Gardiyan tek kişilik hücrenin kapısını copuyla dövüp bir yahudiye haykıran nazi üyesi tonunda; “Yemeğini ye bakalım pis sıçan” dedi. Yemeklerin içine tükürüp tepsiyi kapının altındaki dar kapakçıktan içeri itti; “Afiyet olsun” Kendini beğenmiş bir gülümsemeyle kirli koridordan uzaklaşacakken içerideki mahkumun belli belirsiz sesi onu durdurdu; “Çıkar beni buradan.”
İri yapılı, ukala gardiyan tiksinç bir simayla güldü; “Başka isteğin var mıydı leş parçası!” Hücredeki gayet sıradan bir tınıyla var dedi; “Aslında tabanca hiçte fena olmazdı. Birde elli dolar.”
Gardiyanın sinirleri bozulmaya başlamıştı. Şok tabancasının kabzasını kavrayıp kapıyı açtı. Farenin üstüne yürüyen kedi gibi büyüyerek yanaştı. Demek dedi boynunu kütletip; “Demek idam cezası yetmemiş. Pekala, öyle olsun, senin için bir cezam daha var!”
Odanın diğer ucundaki, yatağın kenarına çökmüş, vücudu dövmelerle kaplı, atletik yapılı, uzun sakallı, otuz beş yaşlarındaki mahkuma birkaç defa şok verdi.

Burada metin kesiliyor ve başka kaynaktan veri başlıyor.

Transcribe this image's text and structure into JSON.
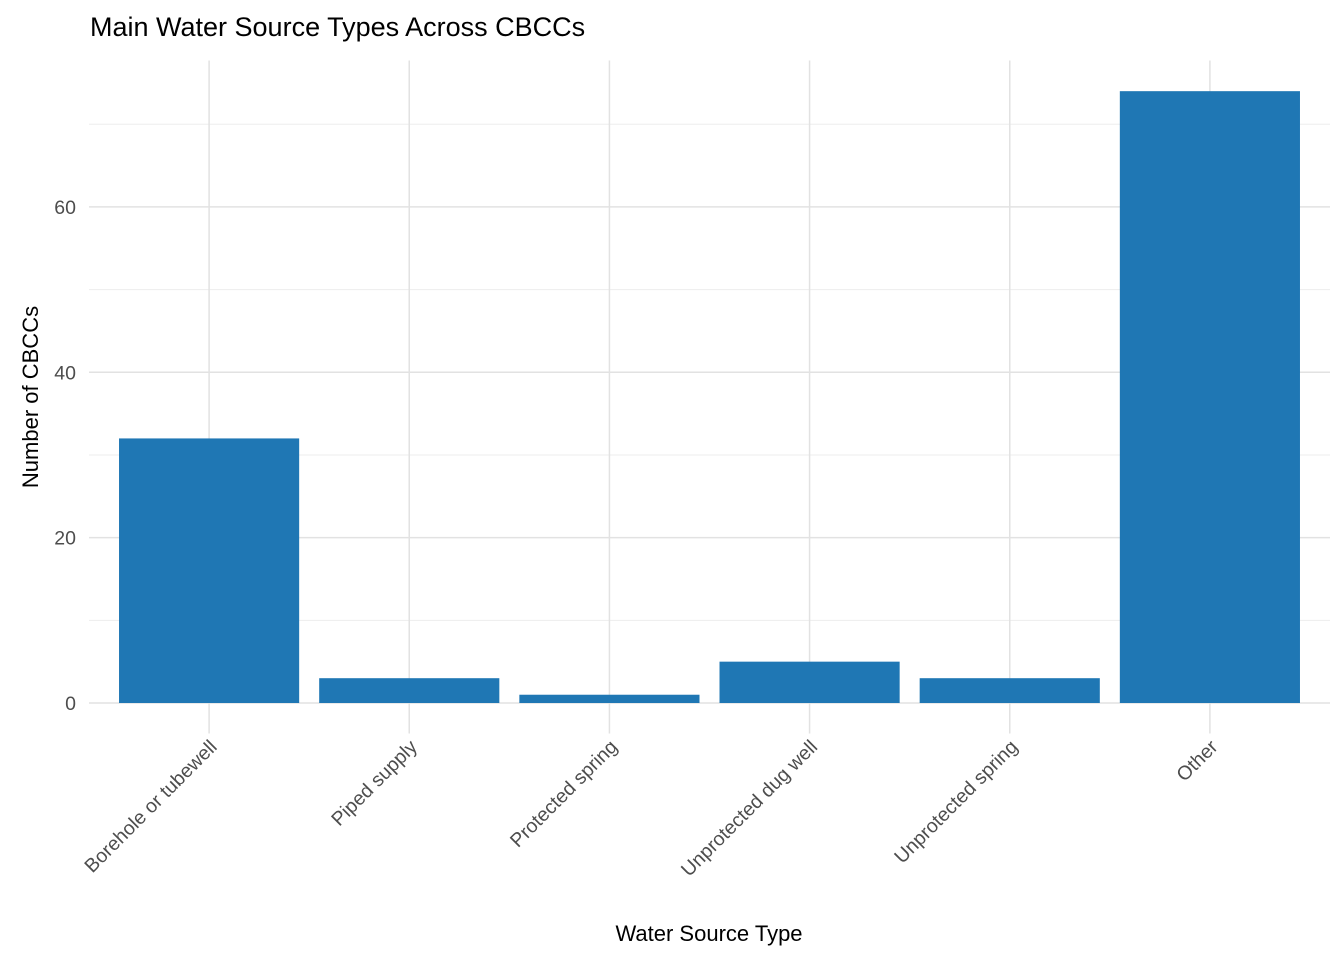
{
  "chart_data": {
    "type": "bar",
    "title": "Main Water Source Types Across CBCCs",
    "xlabel": "Water Source Type",
    "ylabel": "Number of CBCCs",
    "categories": [
      "Borehole or tubewell",
      "Piped supply",
      "Protected spring",
      "Unprotected dug well",
      "Unprotected spring",
      "Other"
    ],
    "values": [
      32,
      3,
      1,
      5,
      3,
      74
    ],
    "ylim": [
      0,
      74
    ],
    "y_ticks": [
      0,
      20,
      40,
      60
    ],
    "y_minor_ticks": [
      10,
      30,
      50,
      70
    ],
    "x_tick_angle": -45,
    "grid": "on",
    "legend": "none",
    "colors": {
      "bar_fill": "#1f77b4",
      "grid_major": "#e2e2e2",
      "grid_minor": "#ededed",
      "axis_text": "#4d4d4d",
      "title_text": "#000000",
      "background": "#ffffff"
    }
  }
}
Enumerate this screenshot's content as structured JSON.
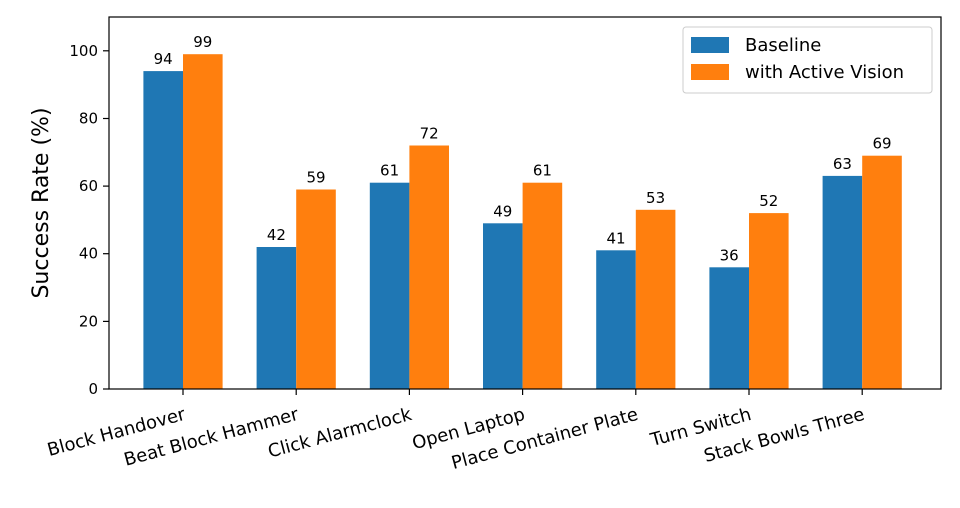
{
  "chart_data": {
    "type": "bar",
    "title": "",
    "xlabel": "",
    "ylabel": "Success Rate (%)",
    "ylim": [
      0,
      110
    ],
    "yticks": [
      0,
      20,
      40,
      60,
      80,
      100
    ],
    "grid": false,
    "legend_position": "top-right",
    "categories": [
      "Block Handover",
      "Beat Block Hammer",
      "Click Alarmclock",
      "Open Laptop",
      "Place Container Plate",
      "Turn Switch",
      "Stack Bowls Three"
    ],
    "series": [
      {
        "name": "Baseline",
        "color": "#1f77b4",
        "values": [
          94,
          42,
          61,
          49,
          41,
          36,
          63
        ]
      },
      {
        "name": "with Active Vision",
        "color": "#ff7f0e",
        "values": [
          99,
          59,
          72,
          61,
          53,
          52,
          69
        ]
      }
    ]
  }
}
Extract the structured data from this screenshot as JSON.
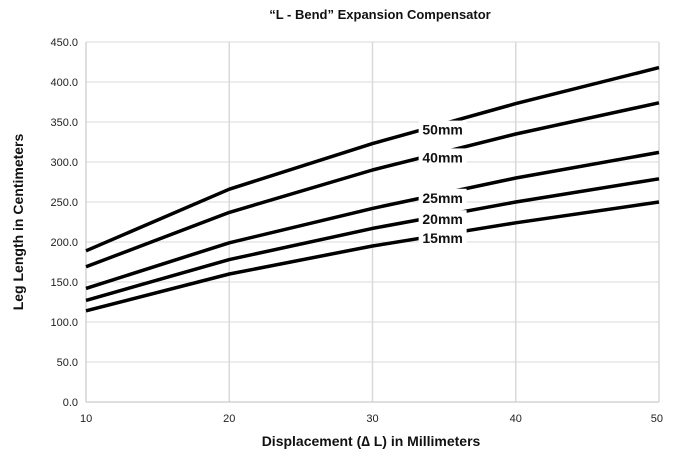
{
  "chart_data": {
    "type": "line",
    "title": "“L - Bend” Expansion Compensator",
    "xlabel": "Displacement (∆ L) in Millimeters",
    "ylabel": "Leg Length in Centimeters",
    "xlim": [
      10,
      50
    ],
    "ylim": [
      0,
      450
    ],
    "x_ticks": [
      10,
      20,
      30,
      40,
      50
    ],
    "y_ticks": [
      0,
      50,
      100,
      150,
      200,
      250,
      300,
      350,
      400,
      450
    ],
    "y_tick_labels": [
      "0.0",
      "50.0",
      "100.0",
      "150.0",
      "200.0",
      "250.0",
      "300.0",
      "350.0",
      "400.0",
      "450.0"
    ],
    "grid": true,
    "legend": "inline-labels",
    "line_color": "#000000",
    "grid_color": "#d9d9d9",
    "x": [
      10,
      20,
      30,
      40,
      50
    ],
    "series": [
      {
        "name": "50mm",
        "values": [
          189,
          266,
          323,
          373,
          418
        ]
      },
      {
        "name": "40mm",
        "values": [
          169,
          237,
          290,
          335,
          374
        ]
      },
      {
        "name": "25mm",
        "values": [
          142,
          199,
          242,
          280,
          312
        ]
      },
      {
        "name": "20mm",
        "values": [
          127,
          178,
          217,
          250,
          279
        ]
      },
      {
        "name": "15mm",
        "values": [
          114,
          160,
          195,
          224,
          250
        ]
      }
    ],
    "label_at_x": 33.5
  }
}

Sonra boyası çekilmiş yüzünü eliyle kavrayıp kendi yüzüne yanaştırdı; “Burada işler böyle yürür bilirsin. Burası Amerika, kişisel bir şey değil.”

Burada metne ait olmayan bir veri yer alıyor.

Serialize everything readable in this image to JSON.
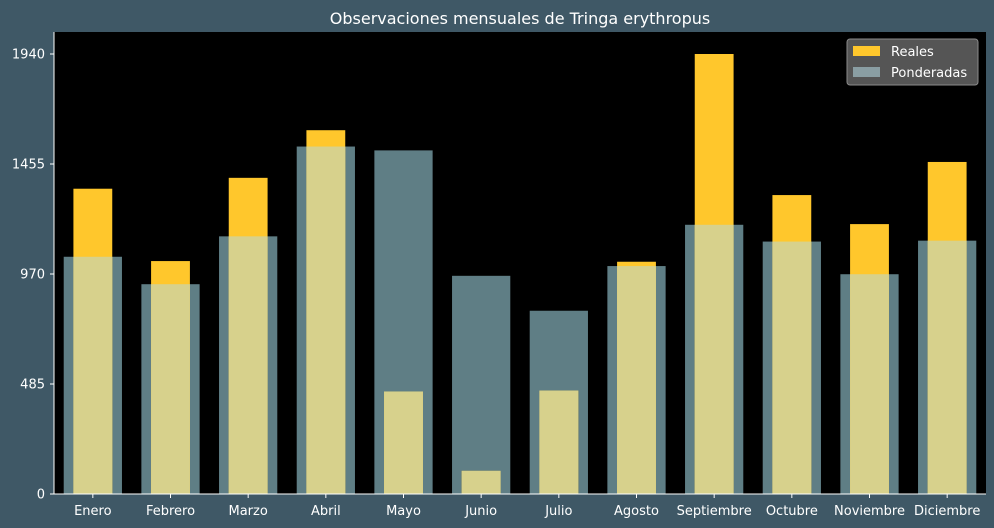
{
  "chart_data": {
    "type": "bar",
    "title": "Observaciones mensuales de Tringa erythropus",
    "xlabel": "",
    "ylabel": "",
    "categories": [
      "Enero",
      "Febrero",
      "Marzo",
      "Abril",
      "Mayo",
      "Junio",
      "Julio",
      "Agosto",
      "Septiembre",
      "Octubre",
      "Noviembre",
      "Diciembre"
    ],
    "series": [
      {
        "name": "Reales",
        "values": [
          1346,
          1027,
          1394,
          1604,
          452,
          102,
          456,
          1024,
          1940,
          1318,
          1190,
          1464
        ],
        "color": "#ffc72c"
      },
      {
        "name": "Ponderadas",
        "values": [
          1046,
          925,
          1136,
          1532,
          1515,
          962,
          808,
          1005,
          1187,
          1113,
          969,
          1117
        ],
        "color": "#5f7e85"
      }
    ],
    "overlap_color": "#d7d18c",
    "ylim": [
      0,
      2037
    ],
    "yticks": [
      0,
      485,
      970,
      1455,
      1940
    ],
    "grid": false,
    "legend_position": "top-right",
    "background": "#000000",
    "figure_background": "#3f5866"
  }
}
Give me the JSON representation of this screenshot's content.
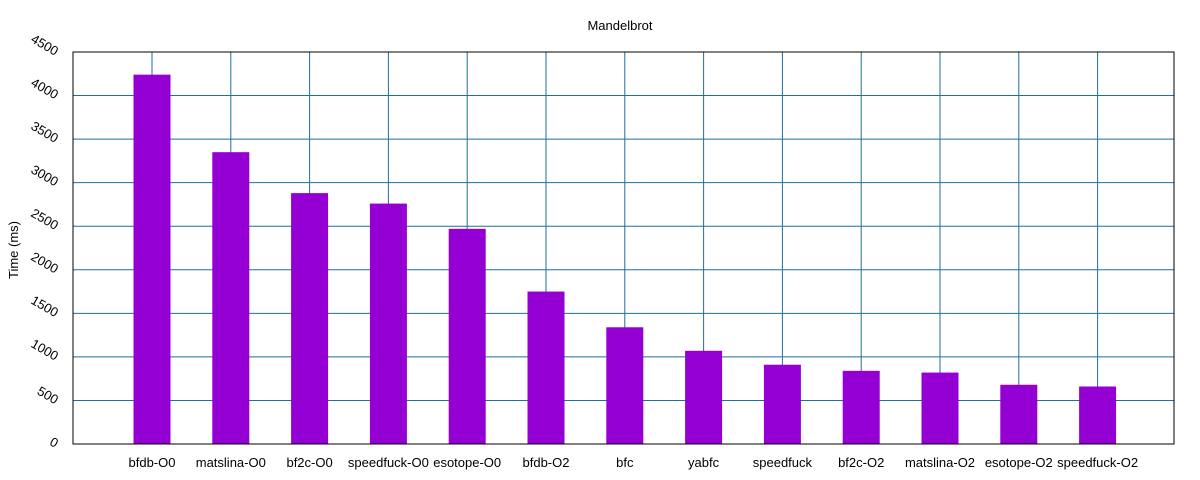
{
  "chart_data": {
    "type": "bar",
    "title": "Mandelbrot",
    "xlabel": "",
    "ylabel": "Time (ms)",
    "ylim": [
      0,
      4500
    ],
    "yticks": [
      0,
      500,
      1000,
      1500,
      2000,
      2500,
      3000,
      3500,
      4000,
      4500
    ],
    "grid": true,
    "categories": [
      "bfdb-O0",
      "matslina-O0",
      "bf2c-O0",
      "speedfuck-O0",
      "esotope-O0",
      "bfdb-O2",
      "bfc",
      "yabfc",
      "speedfuck",
      "bf2c-O2",
      "matslina-O2",
      "esotope-O2",
      "speedfuck-O2"
    ],
    "values": [
      4240,
      3350,
      2880,
      2760,
      2470,
      1750,
      1340,
      1070,
      910,
      840,
      820,
      680,
      660
    ],
    "colors": {
      "bar": "#9400d3",
      "grid": "#1f6e9e",
      "axis": "#000000"
    }
  }
}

Çıkacağı esnada yerdeki tepsiden birde tavuk budu aldı; “İkramın için sağ ol.” Budu ağzına götürür götürmez tavuk kemiği tarafından çarpıldı. Beyni yüksek voltajlı bir elektrik akımıyla kızartılırken saçlarından duman tütüyor, vücudundaki hemen hemen her delikten de kan sızıyordu. Bir et torbası gibi olduğu yere yığıldı kaldı.

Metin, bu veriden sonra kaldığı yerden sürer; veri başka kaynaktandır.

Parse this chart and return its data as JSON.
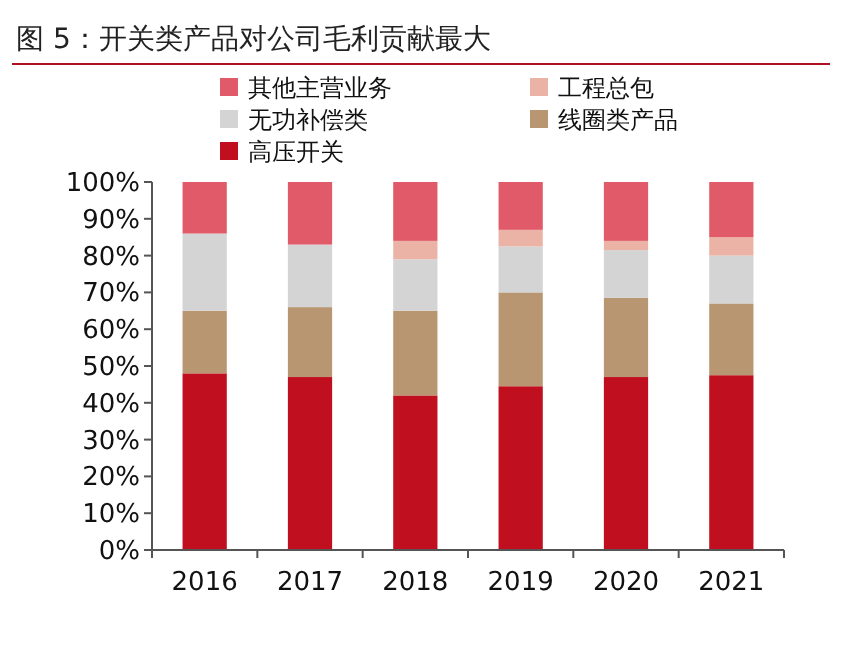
{
  "chart_data": {
    "type": "bar",
    "title": "图 5：开关类产品对公司毛利贡献最大",
    "stacked": true,
    "legend": "top",
    "categories": [
      "2016",
      "2017",
      "2018",
      "2019",
      "2020",
      "2021"
    ],
    "series": [
      {
        "name": "高压开关",
        "color": "#c00f1e",
        "values": [
          48,
          47,
          42,
          44.5,
          47,
          47.5
        ]
      },
      {
        "name": "线圈类产品",
        "color": "#b89672",
        "values": [
          17,
          19,
          23,
          25.5,
          21.5,
          19.5
        ]
      },
      {
        "name": "无功补偿类",
        "color": "#d4d4d4",
        "values": [
          21,
          17,
          14,
          12.5,
          13,
          13
        ]
      },
      {
        "name": "工程总包",
        "color": "#ebb3a6",
        "values": [
          0,
          0,
          5,
          4.5,
          2.5,
          5
        ]
      },
      {
        "name": "其他主营业务",
        "color": "#e05a6a",
        "values": [
          14,
          17,
          16,
          13,
          16,
          15
        ]
      }
    ],
    "ylim": [
      0,
      100
    ],
    "yticks": [
      {
        "value": 0,
        "label": "0%"
      },
      {
        "value": 10,
        "label": "10%"
      },
      {
        "value": 20,
        "label": "20%"
      },
      {
        "value": 30,
        "label": "30%"
      },
      {
        "value": 40,
        "label": "40%"
      },
      {
        "value": 50,
        "label": "50%"
      },
      {
        "value": 60,
        "label": "60%"
      },
      {
        "value": 70,
        "label": "70%"
      },
      {
        "value": 80,
        "label": "80%"
      },
      {
        "value": 90,
        "label": "90%"
      },
      {
        "value": 100,
        "label": "100%"
      }
    ]
  }
}
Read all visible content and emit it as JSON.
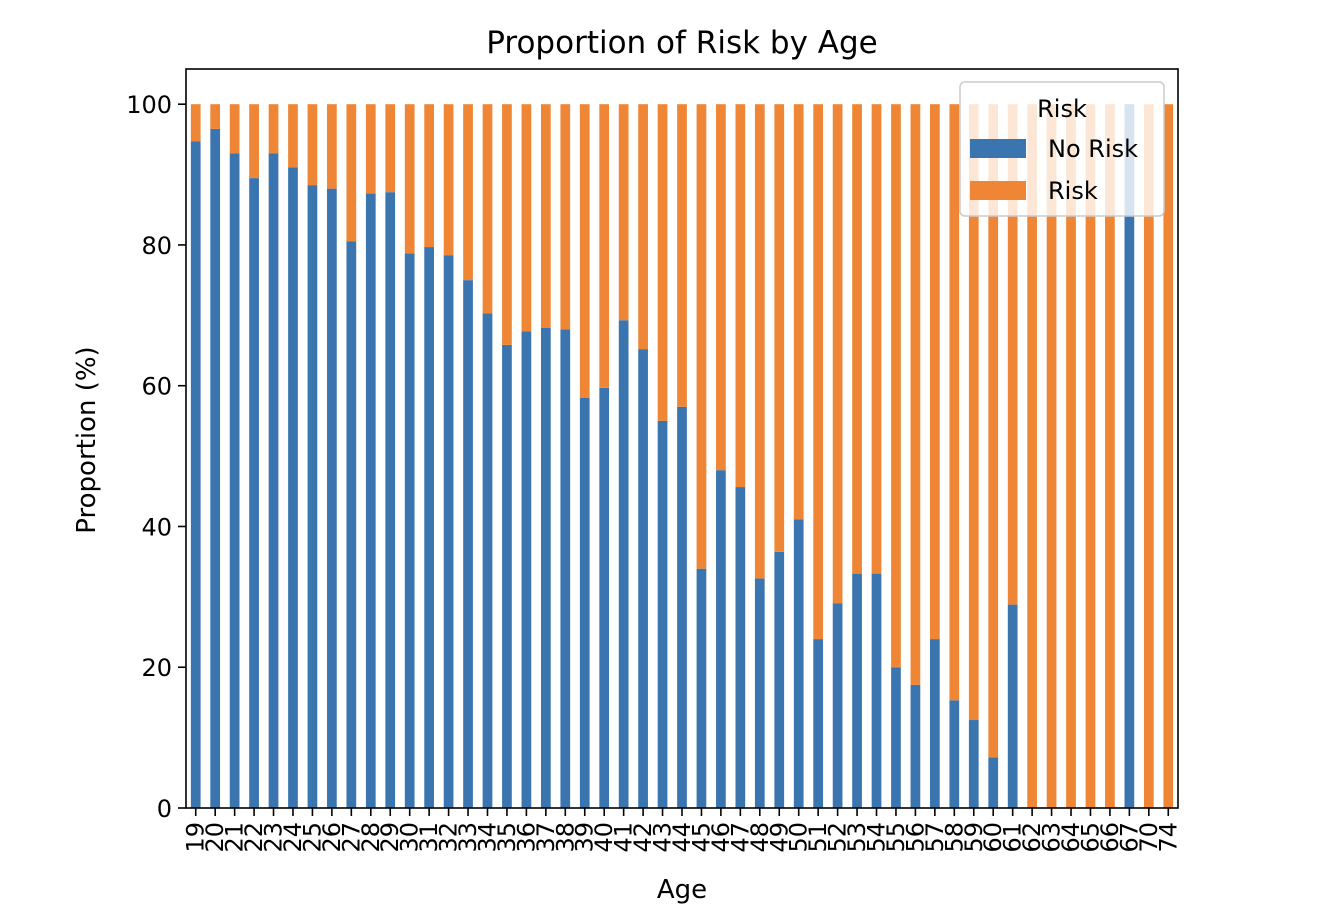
{
  "chart_data": {
    "type": "bar",
    "stacked": true,
    "title": "Proportion of Risk by Age",
    "xlabel": "Age",
    "ylabel": "Proportion (%)",
    "ylim": [
      0,
      105
    ],
    "yticks": [
      0,
      20,
      40,
      60,
      80,
      100
    ],
    "grid": false,
    "legend": {
      "title": "Risk",
      "position": "top-right"
    },
    "categories": [
      "19",
      "20",
      "21",
      "22",
      "23",
      "24",
      "25",
      "26",
      "27",
      "28",
      "29",
      "30",
      "31",
      "32",
      "33",
      "34",
      "35",
      "36",
      "37",
      "38",
      "39",
      "40",
      "41",
      "42",
      "43",
      "44",
      "45",
      "46",
      "47",
      "48",
      "49",
      "50",
      "51",
      "52",
      "53",
      "54",
      "55",
      "56",
      "57",
      "58",
      "59",
      "60",
      "61",
      "62",
      "63",
      "64",
      "65",
      "66",
      "67",
      "70",
      "74"
    ],
    "series": [
      {
        "name": "No Risk",
        "color": "#3b75af",
        "values": [
          94.7,
          96.5,
          93.0,
          89.5,
          93.0,
          91.0,
          88.5,
          88.0,
          80.5,
          87.3,
          87.5,
          78.8,
          79.7,
          78.5,
          75.0,
          70.3,
          65.8,
          67.7,
          68.2,
          68.0,
          58.3,
          59.7,
          69.3,
          65.2,
          55.0,
          57.0,
          34.0,
          48.0,
          45.6,
          32.6,
          36.4,
          41.0,
          24.0,
          29.1,
          33.3,
          33.3,
          20.0,
          17.5,
          24.0,
          15.3,
          12.5,
          7.2,
          28.9,
          0,
          0,
          0,
          0,
          0,
          100,
          0,
          0
        ]
      },
      {
        "name": "Risk",
        "color": "#ef8636",
        "values": [
          5.3,
          3.5,
          7.0,
          10.5,
          7.0,
          9.0,
          11.5,
          12.0,
          19.5,
          12.7,
          12.5,
          21.2,
          20.3,
          21.5,
          25.0,
          29.7,
          34.2,
          32.3,
          31.8,
          32.0,
          41.7,
          40.3,
          30.7,
          34.8,
          45.0,
          43.0,
          66.0,
          52.0,
          54.4,
          67.4,
          63.6,
          59.0,
          76.0,
          70.9,
          66.7,
          66.7,
          80.0,
          82.5,
          76.0,
          84.7,
          87.5,
          92.8,
          71.1,
          100,
          100,
          100,
          100,
          100,
          0,
          100,
          100
        ]
      }
    ]
  }
}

Mahkum tekinsiz bir kahkaha patlayıp ayağa kalktı. Kıyafetlerini gardiyanınkilerle değiştirip adamın sok cihazını ve tabancasını aldı. Cebini yokladı, 50 dolardan fazlası vardı. Kapıyı cesedin üzerine kaparken gülümsüyordu. Belli belirsiz bir tonda; ” Çok zor ama eğer konuşmayı başarabilirsen onlara bunu Nikola Tesla’nın yaptığını söylersin” dedi; “Alınma, kişisel bir şey değil.”
Torchwood üyelerinin omuzlarında taşınan camdan tabut Unit askerlerinin nezaretinde tören alayıyla birlikte kalabalığın içinden bir kabus gibi geçmekteydi. Donna, Martha, Kaptan Jack Harkness, Kate Lethbridge Stewart ve daha yüzlerce kişi tarafsız bölgede yani Ay’da tertip edilen Sarah Jane Smith’in cenaze töreninde yaşlı gözlerine hakim olamıyordu. Patlamadan sonra Doktor’un kadim dostunun parçalanan cesedini Genetik Mıknatıs denilen bir aletle bir araya toplayıp, sanki alelade bir hastalıktan veya kan kaybından ölmüş gibi normal haline getirebilmişlerdi. Ceset adeta gülümseyen bir yüzle tabutun içinde, beyaz bir elbiseye bürünmüş bir melek gibi uzanıyordu.
Birçok uzaylı türünden temsilciler ve Sarah Jane’i tanıyanlar taziyelerini iletmek için buraya gelmişlerdi. Hiç birinden ses seda çıkmıyordu. Uzay elbiselerinin içindeki solgun benizler susuyor, sustukça yürekleri ruhlarına kan kusuyordu.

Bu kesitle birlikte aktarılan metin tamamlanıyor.